The Case for Nursing Education Progression
By Risa Lavizzo-Mourey, MD, MBA, President and CEO, Robert Wood Johnson Foundation
Change is a constant in health care. In the face of skyrocketing costs, system fragmentation, health disparities and an aging and sicker population, more care will be delivered in primary care and community/public health sites than in acute- and hospital-based settings. Yet we also face a primary care shortage and the coming infusion of 32 million newly insured people into the system.

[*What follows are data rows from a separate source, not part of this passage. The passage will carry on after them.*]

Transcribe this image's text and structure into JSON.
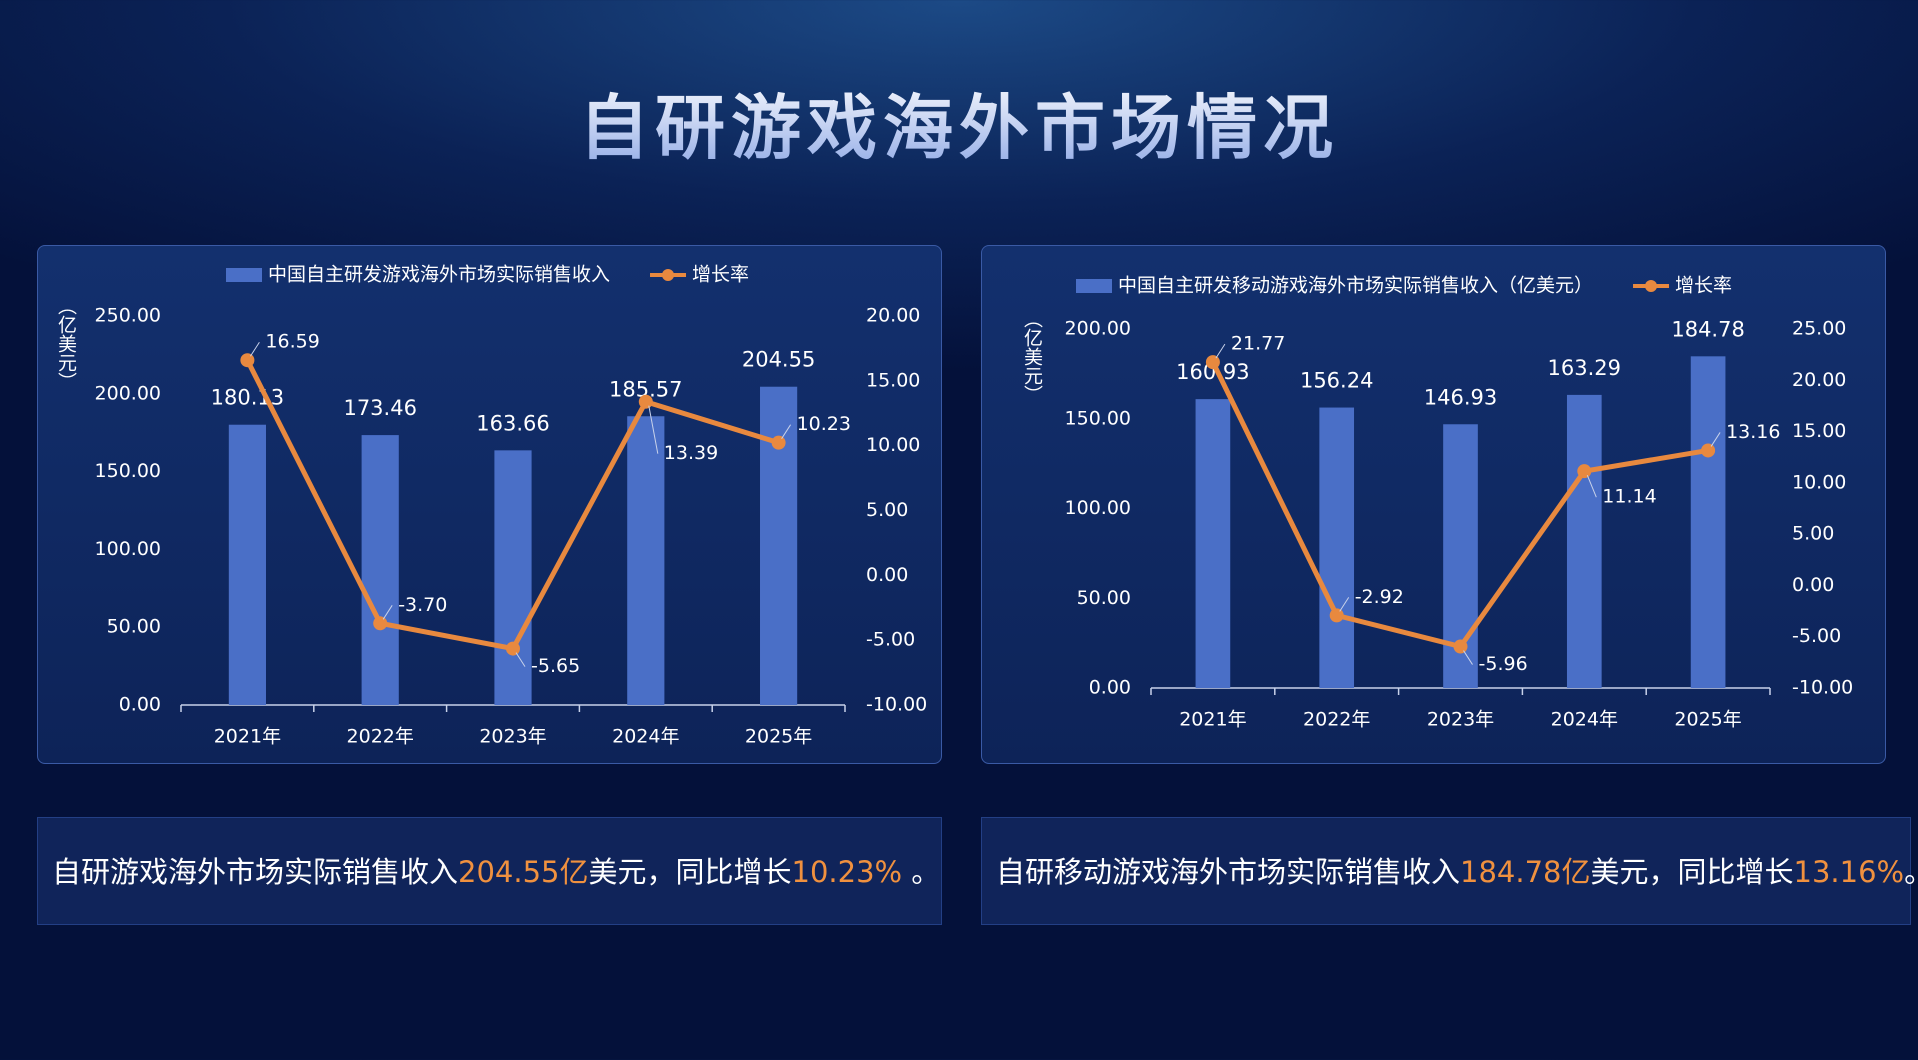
{
  "title": "自研游戏海外市场情况",
  "chart_data": [
    {
      "type": "combo",
      "ylabel": "（亿美元）",
      "categories": [
        "2021年",
        "2022年",
        "2023年",
        "2024年",
        "2025年"
      ],
      "series": [
        {
          "name": "中国自主研发游戏海外市场实际销售收入",
          "color": "#4a6fc7",
          "type": "bar",
          "values": [
            180.13,
            173.46,
            163.66,
            185.57,
            204.55
          ],
          "value_labels": [
            "180.13",
            "173.46",
            "163.66",
            "185.57",
            "204.55"
          ]
        },
        {
          "name": "增长率",
          "color": "#e8893f",
          "type": "line",
          "axis": "y2",
          "values": [
            16.59,
            -3.7,
            -5.65,
            13.39,
            10.23
          ],
          "value_labels": [
            "16.59",
            "-3.70",
            "-5.65",
            "13.39",
            "10.23"
          ]
        }
      ],
      "ylim": [
        0,
        250
      ],
      "yticks": [
        {
          "value": 0,
          "label": "0.00"
        },
        {
          "value": 50,
          "label": "50.00"
        },
        {
          "value": 100,
          "label": "100.00"
        },
        {
          "value": 150,
          "label": "150.00"
        },
        {
          "value": 200,
          "label": "200.00"
        },
        {
          "value": 250,
          "label": "250.00"
        }
      ],
      "y2lim": [
        -10,
        20
      ],
      "y2ticks": [
        {
          "value": -10,
          "label": "-10.00"
        },
        {
          "value": -5,
          "label": "-5.00"
        },
        {
          "value": 0,
          "label": "0.00"
        },
        {
          "value": 5,
          "label": "5.00"
        },
        {
          "value": 10,
          "label": "10.00"
        },
        {
          "value": 15,
          "label": "15.00"
        },
        {
          "value": 20,
          "label": "20.00"
        }
      ]
    },
    {
      "type": "combo",
      "ylabel": "（亿美元）",
      "categories": [
        "2021年",
        "2022年",
        "2023年",
        "2024年",
        "2025年"
      ],
      "series": [
        {
          "name": "中国自主研发移动游戏海外市场实际销售收入（亿美元）",
          "color": "#4a6fc7",
          "type": "bar",
          "values": [
            160.93,
            156.24,
            146.93,
            163.29,
            184.78
          ],
          "value_labels": [
            "160.93",
            "156.24",
            "146.93",
            "163.29",
            "184.78"
          ]
        },
        {
          "name": "增长率",
          "color": "#e8893f",
          "type": "line",
          "axis": "y2",
          "values": [
            21.77,
            -2.92,
            -5.96,
            11.14,
            13.16
          ],
          "value_labels": [
            "21.77",
            "-2.92",
            "-5.96",
            "11.14",
            "13.16"
          ]
        }
      ],
      "ylim": [
        0,
        200
      ],
      "yticks": [
        {
          "value": 0,
          "label": "0.00"
        },
        {
          "value": 50,
          "label": "50.00"
        },
        {
          "value": 100,
          "label": "100.00"
        },
        {
          "value": 150,
          "label": "150.00"
        },
        {
          "value": 200,
          "label": "200.00"
        }
      ],
      "y2lim": [
        -10,
        25
      ],
      "y2ticks": [
        {
          "value": -10,
          "label": "-10.00"
        },
        {
          "value": -5,
          "label": "-5.00"
        },
        {
          "value": 0,
          "label": "0.00"
        },
        {
          "value": 5,
          "label": "5.00"
        },
        {
          "value": 10,
          "label": "10.00"
        },
        {
          "value": 15,
          "label": "15.00"
        },
        {
          "value": 20,
          "label": "20.00"
        },
        {
          "value": 25,
          "label": "25.00"
        }
      ]
    }
  ],
  "summaries": [
    [
      "自研游戏海外市场实际销售收入",
      "204.55亿",
      "美元，同比增长",
      "10.23%",
      " 。"
    ],
    [
      "自研移动游戏海外市场实际销售收入",
      "184.78亿",
      "美元，同比增长",
      "13.16%",
      "。"
    ]
  ]
}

To ensure an adequate supply of nurses with the advanced skills and expertise necessary to help bridge the gap while ensuring quality, higher levels of education are imperative. Thus, health care organizations, educational institutions and others are looking intently at the case for advancing nursing education as outlined in the Institute of Medicine (IOM) report The Future of Nursing: Leading Change, Advancing Health. Specifically, the IOM report recommended creating a system that produces more nurses educated at the Bachelor of Science (BSN) level and beyond.
Since its inception, the Robert Wood Johnson Foundation has understood the value of a strong, well-trained health care workforce. And we agree with the IOM report that the nursing profession has the potential to effect wide-reaching changes in the health care system. Further, we concur that an improved education system is necessary to ensure that nurses can continue to deliver safe, quality, patient-centered care required for the 21st century and beyond.
As I recently told NursingOutlookTalk.com, there are a number of things that hospitals and other organizations that employ nurses can do to facilitate education progression. And it is to their benefit to do so.
In a recent American Organization of Nurse Executives (AONE) survey of Chief Nurse Officers, half of respondents said their hospitals preferentially hire BSN nurses, although just over a third pay BSN nurses more at the time of hire. And some of the nation’s leading nurse employers, including Johns Hopkins in Baltimore, the Veteran’s Health Administration and Tenet Health Care, have also taken steps in support of nursing education.
We are seeing innovative examples in the states, too. The Oregon Consortium for Nursing Education has created a shared curriculum across eight community colleges and the Oregon Health & Science University School of Nursing. In New Mexico, leaders have developed a uniform nursing curriculum and shared faculty pool. In Florida, an RN-to-BSN educational model will help community college students transition to state college programs, and efforts in Colorado will also enable seamless BSN transitions for nursing students.
Solutions like these, along with action by employers, businesses and others, are exactly what’s needed—diverse sectors coming together to transform nursing, which in turn will help to ensure access to high-quality, patient-centered care for all. What we need is for many people and organizations to get involved with the Future of Nursing: Campaign for Action’s efforts to implement the IOM report recommendations and with their state Action Coalitions.